La deuxième entrée décrit le commit du serveur : point de publication, manifeste nouveau, heures thisUpdate et nextUpdate, empreinte de la CRL et ensemble exact des objets énumérés. Une transaction interne peut aider l’exploitant, mais ne constitue pas une observation publique.
La troisième entrée porte sur la distribution : URI de notification RRDP, session, série, empreintes du delta et de l’instantané, ou observation rsync équivalente. Les deux mécanismes peuvent être vérifiés séparément.

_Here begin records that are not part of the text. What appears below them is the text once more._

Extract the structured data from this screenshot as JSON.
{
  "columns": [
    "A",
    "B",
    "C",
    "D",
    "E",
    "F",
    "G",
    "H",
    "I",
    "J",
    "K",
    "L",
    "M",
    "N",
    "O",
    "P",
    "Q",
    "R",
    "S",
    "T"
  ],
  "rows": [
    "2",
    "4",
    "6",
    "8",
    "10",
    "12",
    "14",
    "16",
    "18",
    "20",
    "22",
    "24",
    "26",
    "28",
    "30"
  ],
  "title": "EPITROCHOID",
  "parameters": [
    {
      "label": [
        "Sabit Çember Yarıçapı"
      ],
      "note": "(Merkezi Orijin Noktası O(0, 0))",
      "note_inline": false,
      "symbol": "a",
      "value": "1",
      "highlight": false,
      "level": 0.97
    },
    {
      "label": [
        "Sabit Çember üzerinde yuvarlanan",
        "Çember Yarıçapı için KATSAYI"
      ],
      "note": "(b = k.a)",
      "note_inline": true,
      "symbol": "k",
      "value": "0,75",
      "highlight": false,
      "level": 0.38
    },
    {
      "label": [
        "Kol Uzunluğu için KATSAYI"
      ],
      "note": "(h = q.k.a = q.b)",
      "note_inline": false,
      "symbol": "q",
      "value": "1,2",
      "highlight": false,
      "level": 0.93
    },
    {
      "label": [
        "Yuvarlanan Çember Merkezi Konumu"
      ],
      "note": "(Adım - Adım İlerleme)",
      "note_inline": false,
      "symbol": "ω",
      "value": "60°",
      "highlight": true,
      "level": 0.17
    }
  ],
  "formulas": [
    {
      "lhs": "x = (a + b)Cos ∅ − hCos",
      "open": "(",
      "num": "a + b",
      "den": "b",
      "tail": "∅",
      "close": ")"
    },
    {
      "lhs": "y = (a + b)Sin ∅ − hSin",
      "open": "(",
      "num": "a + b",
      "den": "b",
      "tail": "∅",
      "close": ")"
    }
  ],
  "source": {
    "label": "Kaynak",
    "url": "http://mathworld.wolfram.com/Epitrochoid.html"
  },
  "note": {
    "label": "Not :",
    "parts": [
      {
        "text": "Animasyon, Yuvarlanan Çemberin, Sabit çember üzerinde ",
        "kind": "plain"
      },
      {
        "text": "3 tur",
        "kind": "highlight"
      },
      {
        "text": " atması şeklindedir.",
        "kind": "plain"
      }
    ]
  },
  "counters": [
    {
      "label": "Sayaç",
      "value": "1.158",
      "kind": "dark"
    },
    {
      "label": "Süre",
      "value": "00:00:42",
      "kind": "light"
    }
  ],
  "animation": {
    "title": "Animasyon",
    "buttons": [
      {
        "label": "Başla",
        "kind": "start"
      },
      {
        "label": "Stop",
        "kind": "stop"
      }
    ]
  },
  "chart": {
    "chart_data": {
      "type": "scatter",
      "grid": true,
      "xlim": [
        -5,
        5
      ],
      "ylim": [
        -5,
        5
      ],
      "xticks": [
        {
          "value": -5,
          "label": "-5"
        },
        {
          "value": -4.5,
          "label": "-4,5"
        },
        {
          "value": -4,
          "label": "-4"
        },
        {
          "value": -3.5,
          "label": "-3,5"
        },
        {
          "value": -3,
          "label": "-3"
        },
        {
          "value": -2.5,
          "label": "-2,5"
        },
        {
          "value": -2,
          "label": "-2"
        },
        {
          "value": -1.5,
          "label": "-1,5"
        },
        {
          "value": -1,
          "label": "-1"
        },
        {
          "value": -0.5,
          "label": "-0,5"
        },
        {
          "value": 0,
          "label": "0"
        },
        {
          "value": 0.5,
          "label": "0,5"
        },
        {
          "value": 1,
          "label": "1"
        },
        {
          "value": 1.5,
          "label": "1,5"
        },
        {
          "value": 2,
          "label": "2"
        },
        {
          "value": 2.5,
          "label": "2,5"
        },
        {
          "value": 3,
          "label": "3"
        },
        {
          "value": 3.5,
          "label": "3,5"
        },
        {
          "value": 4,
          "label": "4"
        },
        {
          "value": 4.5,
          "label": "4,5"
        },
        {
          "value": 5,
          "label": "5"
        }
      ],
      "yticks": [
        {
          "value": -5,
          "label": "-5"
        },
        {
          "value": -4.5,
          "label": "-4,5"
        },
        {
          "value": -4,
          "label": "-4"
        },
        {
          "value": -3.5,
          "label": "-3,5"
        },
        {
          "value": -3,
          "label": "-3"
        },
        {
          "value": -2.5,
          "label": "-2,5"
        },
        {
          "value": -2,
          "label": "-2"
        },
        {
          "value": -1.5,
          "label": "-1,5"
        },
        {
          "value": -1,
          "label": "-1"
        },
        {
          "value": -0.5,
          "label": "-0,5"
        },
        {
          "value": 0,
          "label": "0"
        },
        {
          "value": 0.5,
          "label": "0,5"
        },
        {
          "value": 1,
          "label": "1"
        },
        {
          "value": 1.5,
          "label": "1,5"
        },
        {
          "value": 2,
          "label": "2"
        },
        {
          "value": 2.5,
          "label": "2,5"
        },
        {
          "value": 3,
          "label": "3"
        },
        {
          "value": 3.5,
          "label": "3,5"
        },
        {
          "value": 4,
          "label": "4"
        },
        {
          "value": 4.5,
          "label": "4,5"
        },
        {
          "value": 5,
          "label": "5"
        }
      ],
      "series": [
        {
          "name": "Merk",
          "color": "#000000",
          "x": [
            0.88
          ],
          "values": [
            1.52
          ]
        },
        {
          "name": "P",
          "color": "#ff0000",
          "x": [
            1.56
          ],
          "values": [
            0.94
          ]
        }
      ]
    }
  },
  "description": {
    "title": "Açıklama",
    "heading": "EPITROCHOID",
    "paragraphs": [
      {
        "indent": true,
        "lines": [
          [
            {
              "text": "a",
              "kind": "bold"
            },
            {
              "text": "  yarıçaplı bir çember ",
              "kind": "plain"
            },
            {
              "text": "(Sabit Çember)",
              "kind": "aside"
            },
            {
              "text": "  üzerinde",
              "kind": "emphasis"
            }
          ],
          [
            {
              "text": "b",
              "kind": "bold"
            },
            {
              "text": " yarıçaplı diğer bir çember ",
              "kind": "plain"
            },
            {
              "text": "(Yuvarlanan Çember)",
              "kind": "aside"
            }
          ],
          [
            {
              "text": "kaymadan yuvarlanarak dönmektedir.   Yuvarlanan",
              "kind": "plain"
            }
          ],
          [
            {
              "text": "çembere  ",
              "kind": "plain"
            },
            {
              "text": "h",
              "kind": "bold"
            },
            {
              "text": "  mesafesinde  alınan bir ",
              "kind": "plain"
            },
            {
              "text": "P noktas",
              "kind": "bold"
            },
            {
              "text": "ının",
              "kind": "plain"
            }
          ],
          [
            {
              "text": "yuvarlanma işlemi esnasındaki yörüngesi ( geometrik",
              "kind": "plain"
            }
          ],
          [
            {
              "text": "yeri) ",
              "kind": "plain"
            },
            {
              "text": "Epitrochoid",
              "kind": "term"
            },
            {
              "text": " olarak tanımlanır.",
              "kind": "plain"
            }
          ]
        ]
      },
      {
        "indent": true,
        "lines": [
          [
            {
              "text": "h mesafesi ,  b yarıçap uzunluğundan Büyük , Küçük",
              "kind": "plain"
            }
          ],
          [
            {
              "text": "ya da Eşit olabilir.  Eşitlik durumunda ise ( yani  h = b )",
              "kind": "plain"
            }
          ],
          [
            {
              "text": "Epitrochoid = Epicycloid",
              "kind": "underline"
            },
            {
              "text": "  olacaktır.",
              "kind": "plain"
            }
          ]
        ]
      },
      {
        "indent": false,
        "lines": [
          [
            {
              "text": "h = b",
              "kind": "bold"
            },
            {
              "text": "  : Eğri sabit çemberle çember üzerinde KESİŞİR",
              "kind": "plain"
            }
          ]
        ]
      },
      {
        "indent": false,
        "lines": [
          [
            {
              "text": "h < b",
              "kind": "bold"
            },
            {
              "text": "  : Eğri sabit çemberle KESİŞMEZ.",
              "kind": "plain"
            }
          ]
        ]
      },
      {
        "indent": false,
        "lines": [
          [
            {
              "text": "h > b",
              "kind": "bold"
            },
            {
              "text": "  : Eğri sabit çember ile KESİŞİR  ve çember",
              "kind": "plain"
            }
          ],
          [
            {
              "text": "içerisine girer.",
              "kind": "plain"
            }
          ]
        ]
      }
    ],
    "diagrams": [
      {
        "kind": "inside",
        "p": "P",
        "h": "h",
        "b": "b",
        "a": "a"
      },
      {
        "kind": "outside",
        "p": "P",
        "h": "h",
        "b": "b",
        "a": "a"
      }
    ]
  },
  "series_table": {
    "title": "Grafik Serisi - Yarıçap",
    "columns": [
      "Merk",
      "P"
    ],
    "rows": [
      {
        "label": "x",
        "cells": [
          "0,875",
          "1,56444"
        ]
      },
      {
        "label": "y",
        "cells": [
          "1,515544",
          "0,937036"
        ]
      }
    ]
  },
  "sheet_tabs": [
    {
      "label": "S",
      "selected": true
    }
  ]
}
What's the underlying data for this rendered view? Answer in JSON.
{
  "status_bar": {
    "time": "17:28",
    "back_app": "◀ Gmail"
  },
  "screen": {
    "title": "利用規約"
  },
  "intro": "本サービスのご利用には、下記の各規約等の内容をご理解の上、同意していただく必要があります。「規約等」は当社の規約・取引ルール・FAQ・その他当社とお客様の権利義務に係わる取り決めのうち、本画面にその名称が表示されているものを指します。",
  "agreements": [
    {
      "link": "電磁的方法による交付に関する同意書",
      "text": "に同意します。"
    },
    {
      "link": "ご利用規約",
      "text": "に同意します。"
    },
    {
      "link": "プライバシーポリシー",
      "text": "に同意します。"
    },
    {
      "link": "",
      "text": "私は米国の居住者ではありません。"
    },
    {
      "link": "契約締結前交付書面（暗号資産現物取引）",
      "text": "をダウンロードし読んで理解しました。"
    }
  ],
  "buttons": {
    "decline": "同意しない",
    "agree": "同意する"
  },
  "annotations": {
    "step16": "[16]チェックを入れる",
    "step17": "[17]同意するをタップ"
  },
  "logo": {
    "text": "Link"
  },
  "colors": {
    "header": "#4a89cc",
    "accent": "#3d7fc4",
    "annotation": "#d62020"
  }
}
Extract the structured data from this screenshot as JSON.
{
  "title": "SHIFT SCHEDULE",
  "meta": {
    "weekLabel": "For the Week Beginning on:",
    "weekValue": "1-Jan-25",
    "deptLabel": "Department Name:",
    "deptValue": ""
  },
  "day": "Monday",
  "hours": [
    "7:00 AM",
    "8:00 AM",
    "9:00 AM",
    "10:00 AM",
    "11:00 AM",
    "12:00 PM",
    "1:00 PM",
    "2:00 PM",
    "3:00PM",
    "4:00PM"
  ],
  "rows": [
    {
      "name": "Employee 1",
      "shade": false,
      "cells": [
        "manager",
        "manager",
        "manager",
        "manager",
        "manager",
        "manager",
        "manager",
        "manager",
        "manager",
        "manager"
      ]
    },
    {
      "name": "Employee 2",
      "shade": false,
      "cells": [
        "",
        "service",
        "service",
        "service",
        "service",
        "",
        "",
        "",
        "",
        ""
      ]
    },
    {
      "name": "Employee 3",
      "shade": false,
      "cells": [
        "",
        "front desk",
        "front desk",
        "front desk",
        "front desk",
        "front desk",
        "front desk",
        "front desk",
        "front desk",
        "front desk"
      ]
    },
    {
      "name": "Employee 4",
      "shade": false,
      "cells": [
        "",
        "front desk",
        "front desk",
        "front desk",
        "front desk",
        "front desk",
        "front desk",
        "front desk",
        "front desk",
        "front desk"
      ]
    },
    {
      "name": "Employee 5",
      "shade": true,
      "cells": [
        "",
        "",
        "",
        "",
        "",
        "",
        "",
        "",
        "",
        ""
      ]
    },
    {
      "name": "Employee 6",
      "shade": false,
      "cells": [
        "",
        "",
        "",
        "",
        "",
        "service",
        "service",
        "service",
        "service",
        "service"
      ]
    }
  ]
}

La quatrième consigne des observations bornées de parties utilisatrices : identité et version du logiciel, heure, transport, série, résultat du manifeste, résultat de l’ensemble et verdict de validation.
Un modèle compact distingue REQUEST_AUTHENTICATED, SERVER_COMMITTED, MANIFEST_COHERENT, PUBLIC_VIEW_OBSERVED, RP_OBSERVED et EXCEPTION_OPEN. Une réponse réussie suivie d’une vue plus ancienne peut n’être qu’un ordre d’observation. En revanche, une nouvelle série accompagnée d’un manifeste incohérent reste une anomalie, même si la distribution a progressé.
Les RFC ne fixent pas un délai mondial unique de consommation par toutes les parties utilisatrices. Elles ne révèlent pas les caches privés et ne définissent pas un schéma d’audit universel pour les exploitants. Une absence chez un observateur ne prouve pas une absence mondiale ; une présence chez un autre ne prouve pas la convergence générale.
Le registre ne promet donc pas l’impossible. Il relie ce que le client a demandé, ce que le serveur a validé, ce que le manifeste a énuméré, ce que le service public a présenté et ce que des observateurs nommés ont reçu. Chaque acteur demeure autorité dans son périmètre, et aucune preuve n’est agrandie au-delà de ce qu’elle établit.